Bien que la majeure partie des Occidentaux n'ont pas conscience de traverser une époque de crise culturelle (probablement la majorité des gens qui traversèrent une époque de crise fondamentale n'en ont jamais pris conscience), l'existence d'une telle crise est dûment constatée, tout au moins par des observateurs critiques.

[...] Depuis Descartes, l'homme n'a fait qu'accroître la rupture entre pensée et affect .. La personne, le Je, s'est divisé en son intellect qui constitue son seul vrai moi et dont le rôle est de me contrôler tout comme il doit contrôler la nature. Le contrôle de la nature par l'intellect et la production d'un nombre croissant d'objets deviennent le but souverain de la vie. Au cours de ce processus, l'homme s'est transformé lui-même en objet. La vie est devenue tributaire de la propriété. "Etre" est dominé par "Avoir".

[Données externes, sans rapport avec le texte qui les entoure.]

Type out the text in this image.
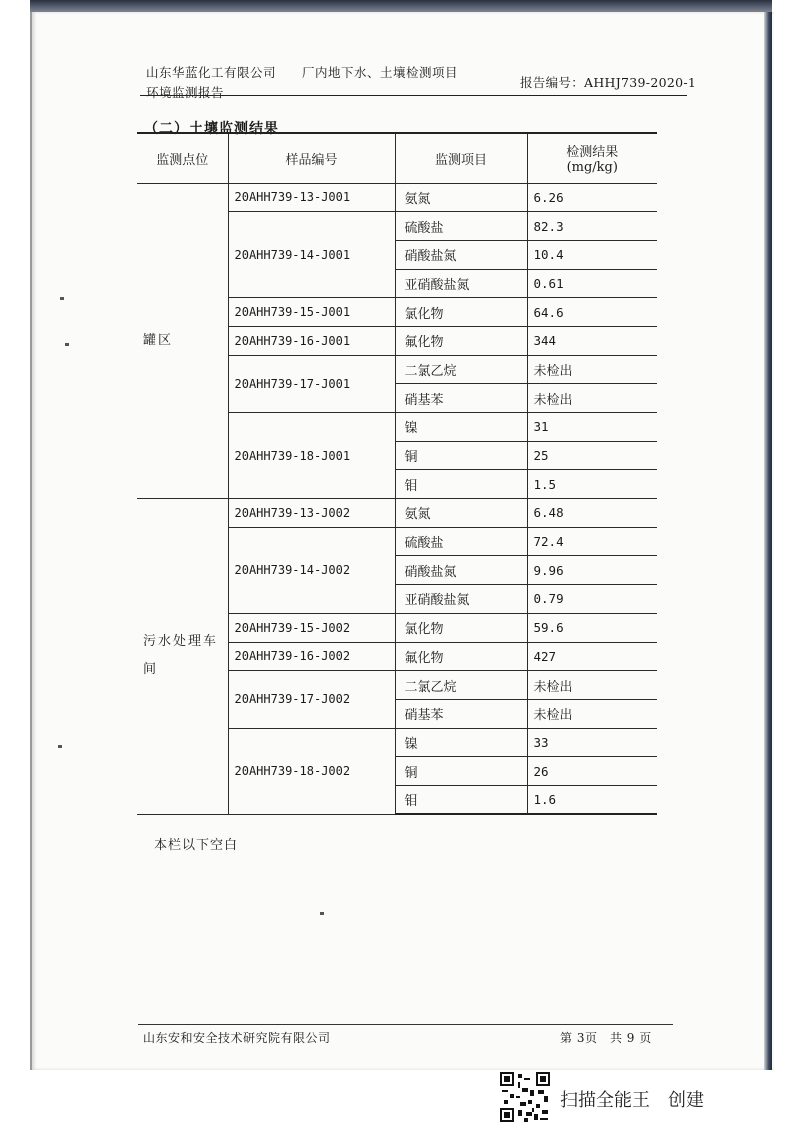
山东华蓝化工有限公司　　厂内地下水、土壤检测项目
环境监测报告
报告编号：AHHJ739-2020-1
（二）土壤监测结果
监测点位	样品编号	监测项目	检测结果
(mg/kg)

罐区	20AHH739-13-J001	氨氮	6.26
	20AHH739-14-J001	硫酸盐	82.3
		硝酸盐氮	10.4
		亚硝酸盐氮	0.61
	20AHH739-15-J001	氯化物	64.6
	20AHH739-16-J001	氟化物	344
	20AHH739-17-J001	二氯乙烷	未检出
		硝基苯	未检出
	20AHH739-18-J001	镍	31
		铜	25
		钼	1.5
污水处理车间	20AHH739-13-J002	氨氮	6.48
	20AHH739-14-J002	硫酸盐	72.4
		硝酸盐氮	9.96
		亚硝酸盐氮	0.79
	20AHH739-15-J002	氯化物	59.6
	20AHH739-16-J002	氟化物	427
	20AHH739-17-J002	二氯乙烷	未检出
		硝基苯	未检出
	20AHH739-18-J002	镍	33
		铜	26
		钼	1.6
本栏以下空白
山东安和安全技术研究院有限公司	第 3页　共 9 页
扫描全能王　创建
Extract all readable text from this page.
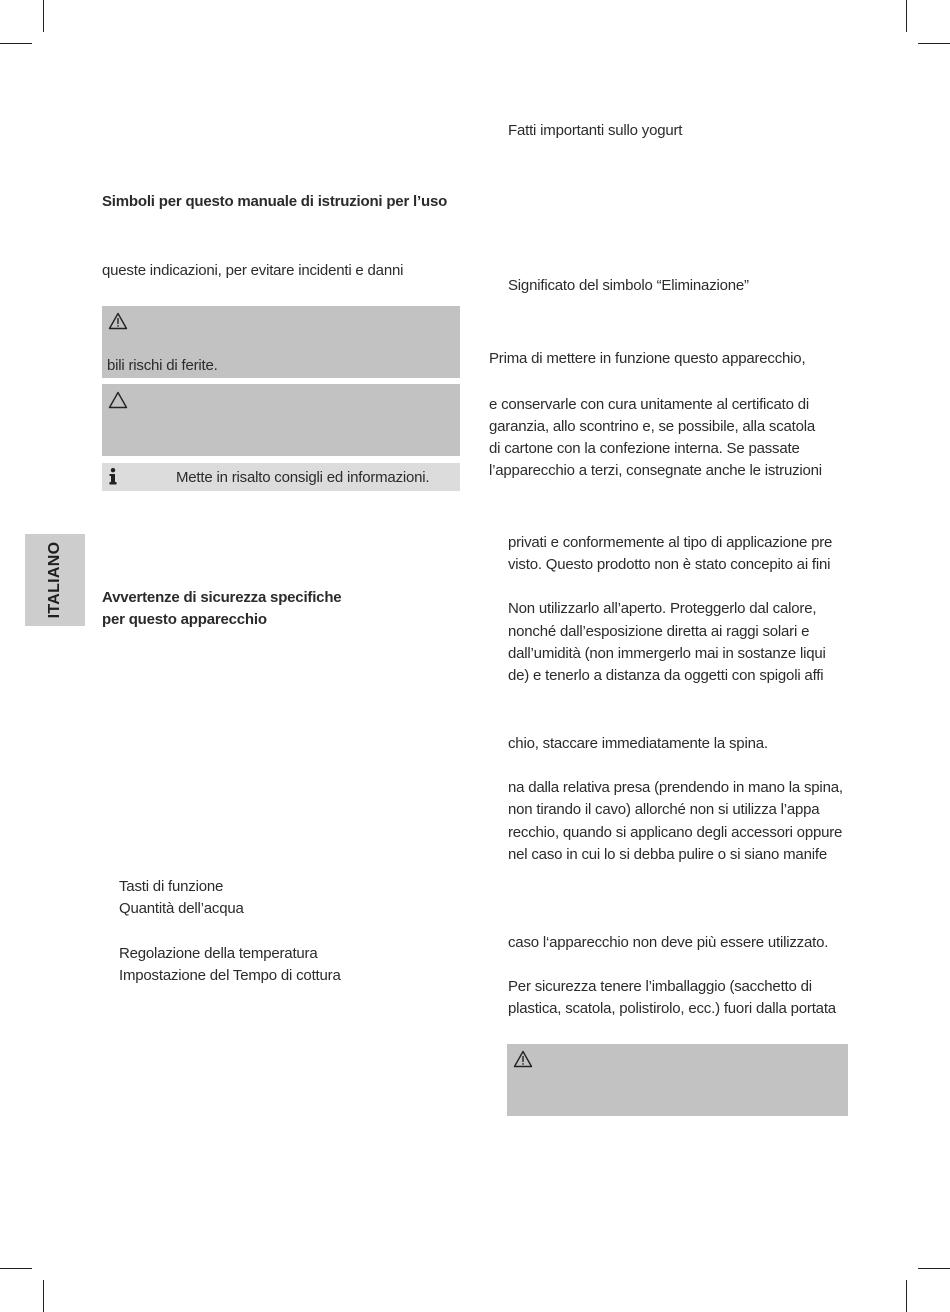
ITALIANO
Simboli per questo manuale di istruzioni per l’uso
queste indicazioni, per evitare incidenti e danni
bili rischi di ferite.
Mette in risalto consigli ed informazioni.
Avvertenze di sicurezza specifiche
per questo apparecchio
Tasti di funzione
Quantità dell’acqua
Regolazione della temperatura
Impostazione del Tempo di cottura
Fatti importanti sullo yogurt
Significato del simbolo “Eliminazione”
Prima di mettere in funzione questo apparecchio,
e conservarle con cura unitamente al certificato di
garanzia, allo scontrino e, se possibile, alla scatola
di cartone con la confezione interna. Se passate
l’apparecchio a terzi, consegnate anche le istruzioni
privati e conformemente al tipo di applicazione pre
visto. Questo prodotto non è stato concepito ai fini
Non utilizzarlo all’aperto. Proteggerlo dal calore,
nonché dall’esposizione diretta ai raggi solari e
dall’umidità (non immergerlo mai in sostanze liqui
de) e tenerlo a distanza da oggetti con spigoli affi
chio, staccare immediatamente la spina.
na dalla relativa presa (prendendo in mano la spina,
non tirando il cavo) allorché non si utilizza l’appa
recchio, quando si applicano degli accessori oppure
nel caso in cui lo si debba pulire o si siano manife
caso l‘apparecchio non deve più essere utilizzato.
Per sicurezza tenere l’imballaggio (sacchetto di
plastica, scatola, polistirolo, ecc.) fuori dalla portata
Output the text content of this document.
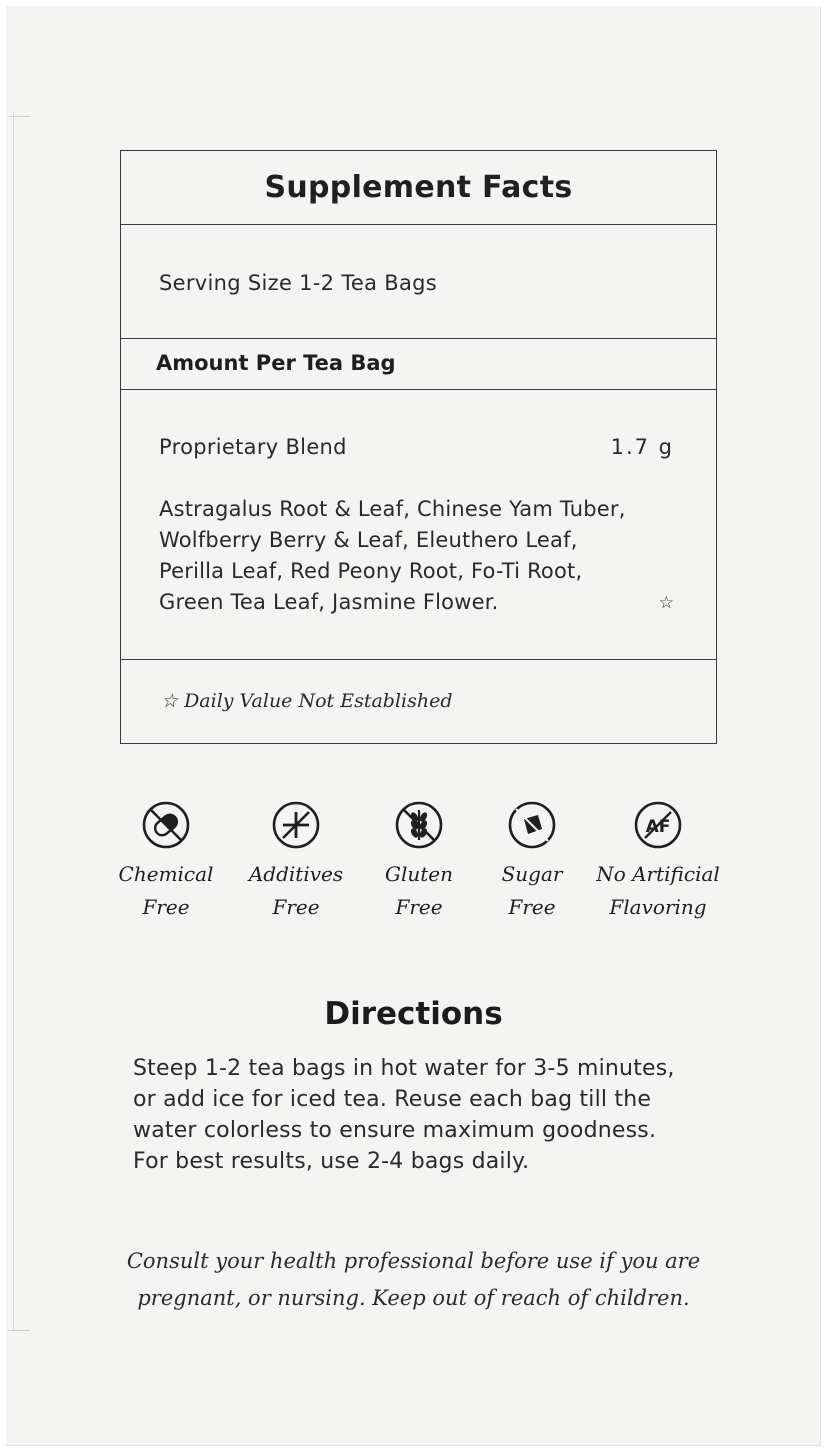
Supplement Facts
Serving Size 1-2 Tea Bags
Amount Per Tea Bag
Proprietary Blend	1.7 g

Astragalus Root & Leaf, Chinese Yam Tuber,
Wolfberry Berry & Leaf, Eleuthero Leaf,
Perilla Leaf, Red Peony Root, Fo-Ti Root,
Green Tea Leaf, Jasmine Flower.	☆
☆ Daily Value Not Established
Chemical
Free
Additives
Free
Gluten
Free
Sugar
Free
AF
No Artificial
Flavoring
Directions

Steep 1-2 tea bags in hot water for 3-5 minutes,
or add ice for iced tea. Reuse each bag till the
water colorless to ensure maximum goodness.
For best results, use 2-4 bags daily.

Consult your health professional before use if you are
pregnant, or nursing. Keep out of reach of children.
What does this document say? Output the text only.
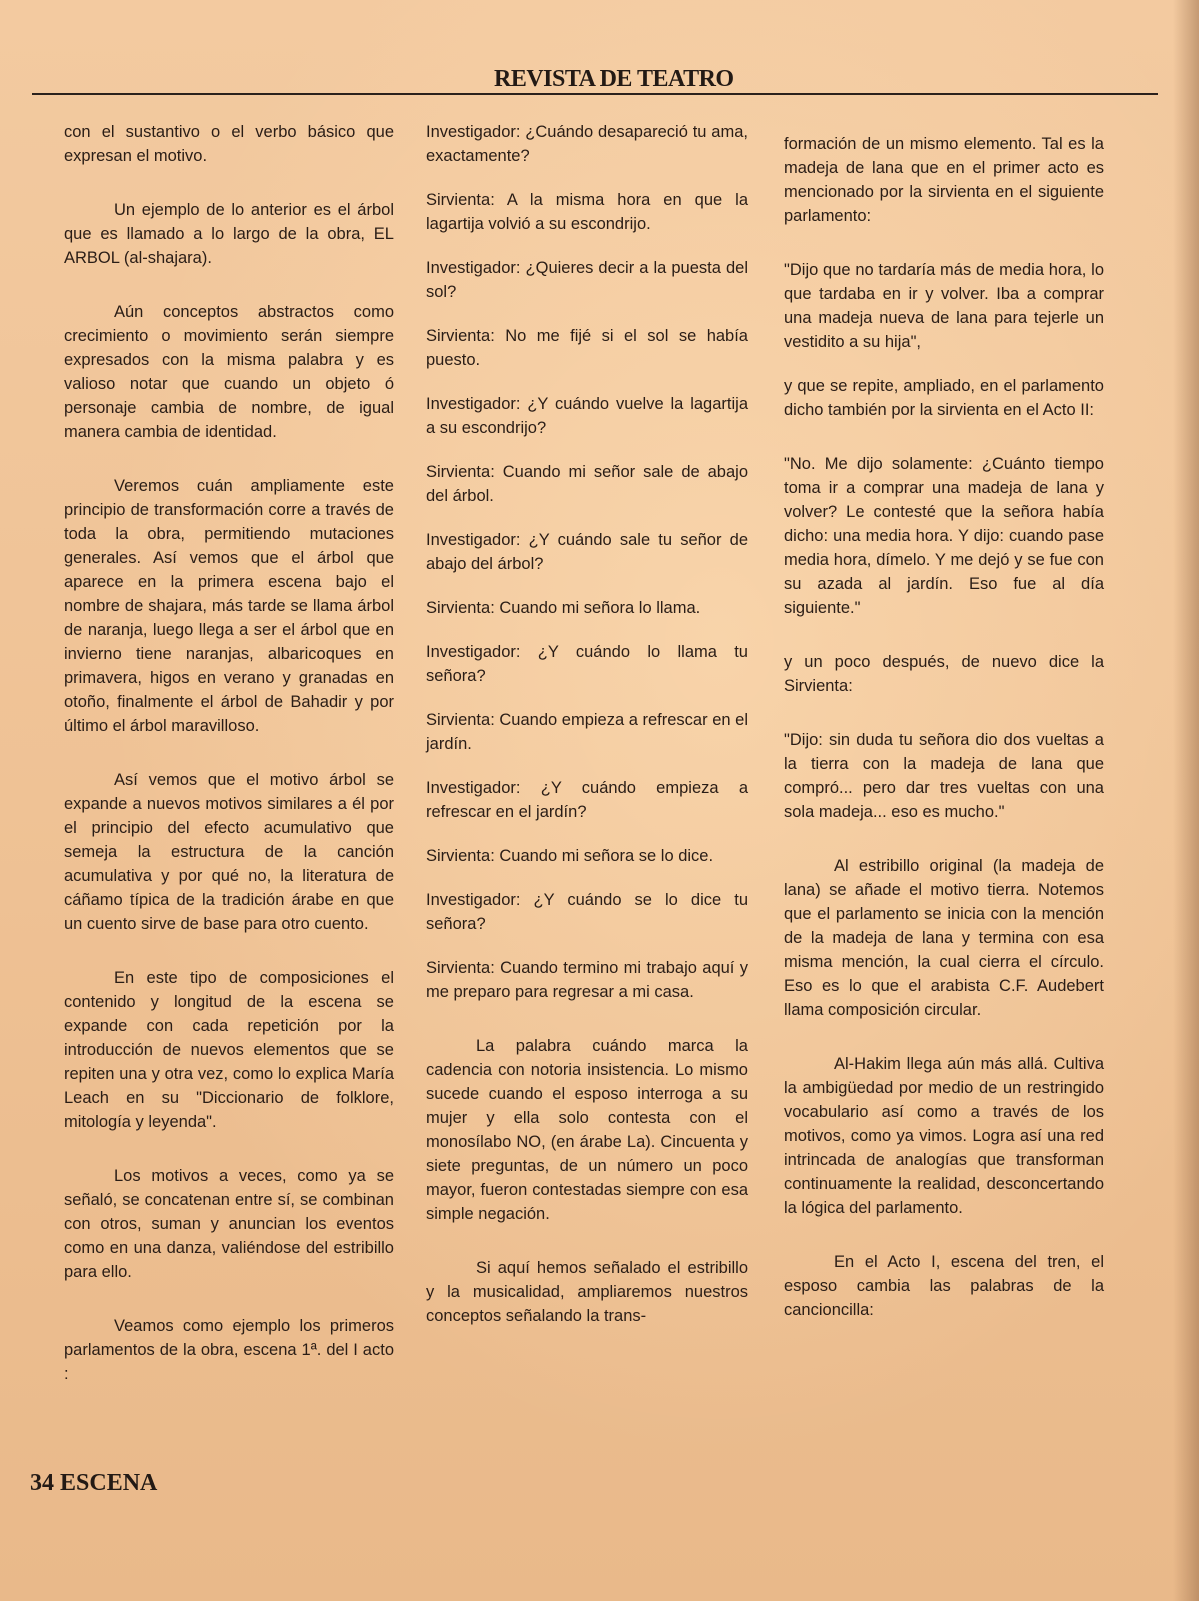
REVISTA DE TEATRO

con el sustantivo o el verbo básico que expresan el motivo.

Un ejemplo de lo anterior es el árbol que es llamado a lo largo de la obra, EL ARBOL (al-shajara).

Aún conceptos abstractos como crecimiento o movimiento serán siempre expresados con la misma palabra y es valioso notar que cuando un objeto ó personaje cambia de nombre, de igual manera cambia de identidad.

Veremos cuán ampliamente este principio de transformación corre a través de toda la obra, permitiendo mutaciones generales. Así vemos que el árbol que aparece en la primera escena bajo el nombre de shajara, más tarde se llama árbol de naranja, luego llega a ser el árbol que en invierno tiene naranjas, albaricoques en primavera, higos en verano y granadas en otoño, finalmente el árbol de Bahadir y por último el árbol maravilloso.

Así vemos que el motivo árbol se expande a nuevos motivos similares a él por el principio del efecto acumulativo que semeja la estructura de la canción acumulativa y por qué no, la literatura de cáñamo típica de la tradición árabe en que un cuento sirve de base para otro cuento.

En este tipo de composiciones el contenido y longitud de la escena se expande con cada repetición por la introducción de nuevos elementos que se repiten una y otra vez, como lo explica María Leach en su "Diccionario de folklore, mitología y leyenda".

Los motivos a veces, como ya se señaló, se concatenan entre sí, se combinan con otros, suman y anuncian los eventos como en una danza, valiéndose del estribillo para ello.

Veamos como ejemplo los primeros parlamentos de la obra, escena 1ª. del I acto :

Investigador: ¿Cuándo desapareció tu ama, exactamente?

Sirvienta: A la misma hora en que la lagartija volvió a su escondrijo.

Investigador: ¿Quieres decir a la puesta del sol?

Sirvienta: No me fijé si el sol se había puesto.

Investigador: ¿Y cuándo vuelve la lagartija a su escondrijo?

Sirvienta: Cuando mi señor sale de abajo del árbol.

Investigador: ¿Y cuándo sale tu señor de abajo del árbol?

Sirvienta: Cuando mi señora lo llama.

Investigador: ¿Y cuándo lo llama tu señora?

Sirvienta: Cuando empieza a refrescar en el jardín.

Investigador: ¿Y cuándo empieza a refrescar en el jardín?

Sirvienta: Cuando mi señora se lo dice.

Investigador: ¿Y cuándo se lo dice tu señora?

Sirvienta: Cuando termino mi trabajo aquí y me preparo para regresar a mi casa.

La palabra cuándo marca la cadencia con notoria insistencia. Lo mismo sucede cuando el esposo interroga a su mujer y ella solo contesta con el monosílabo NO, (en árabe La). Cincuenta y siete preguntas, de un número un poco mayor, fueron contestadas siempre con esa simple negación.

Si aquí hemos señalado el estribillo y la musicalidad, ampliaremos nuestros conceptos señalando la trans-

formación de un mismo elemento. Tal es la madeja de lana que en el primer acto es mencionado por la sirvienta en el siguiente parlamento:

"Dijo que no tardaría más de media hora, lo que tardaba en ir y volver. Iba a comprar una madeja nueva de lana para tejerle un vestidito a su hija",

y que se repite, ampliado, en el parlamento dicho también por la sirvienta en el Acto II:

"No. Me dijo solamente: ¿Cuánto tiempo toma ir a comprar una madeja de lana y volver? Le contesté que la señora había dicho: una media hora. Y dijo: cuando pase media hora, dímelo. Y me dejó y se fue con su azada al jardín. Eso fue al día siguiente."

y un poco después, de nuevo dice la Sirvienta:

"Dijo: sin duda tu señora dio dos vueltas a la tierra con la madeja de lana que compró... pero dar tres vueltas con una sola madeja... eso es mucho."

Al estribillo original (la madeja de lana) se añade el motivo tierra. Notemos que el parlamento se inicia con la mención de la madeja de lana y termina con esa misma mención, la cual cierra el círculo. Eso es lo que el arabista C.F. Audebert llama composición circular.

Al-Hakim llega aún más allá. Cultiva la ambigüedad por medio de un restringido vocabulario así como a través de los motivos, como ya vimos. Logra así una red intrincada de analogías que transforman continuamente la realidad, desconcertando la lógica del parlamento.

En el Acto I, escena del tren, el esposo cambia las palabras de la cancioncilla:

34 ESCENA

Alors que les fondements de la culture hébraique et grecque considéraient la perfection de l'homme comme le but de la vie, de nos jours c'est la perfection des objets et la science de leur fabrication qui préoccupent essentiellement l'homme moderne. L'homme est dansun état d'incapacité schizoide à éprouver l'affect, d'où son angoisse, sa dépression, son désespoir." (I. p.87, s.)         

".. « Là où était l'Id, sera l'Ego ». Son (S. Freud) but était la domination par la raison des passions irrationnelles et inconscientes. Il fallait que dans la mesure de ses possibilités, l'homme se libérât du pouvoir de l'inconscient. Il fallait que l'homme devint conscient des forces inconscientes qui l'habitaient, afin de les contrôler et les dominer. Le but de Freud était d'atteindre à la connaissance optimale de la vérité, qui est connaissance de la réalité. .. Ce but fut aussi celui du rationnalisme, de la philosophie des lumières et de l'éthique des Puritains, mais alors que cet idéal de self-control, religion et philosophie le postulaient d'une manière qu'on pourrait appeler utopique, Freud était - ou croyait être - le premier à lui donner une base scientifique (par exploration de l'inconscient) et ainsi lui ouvrir la voie de la réalisation.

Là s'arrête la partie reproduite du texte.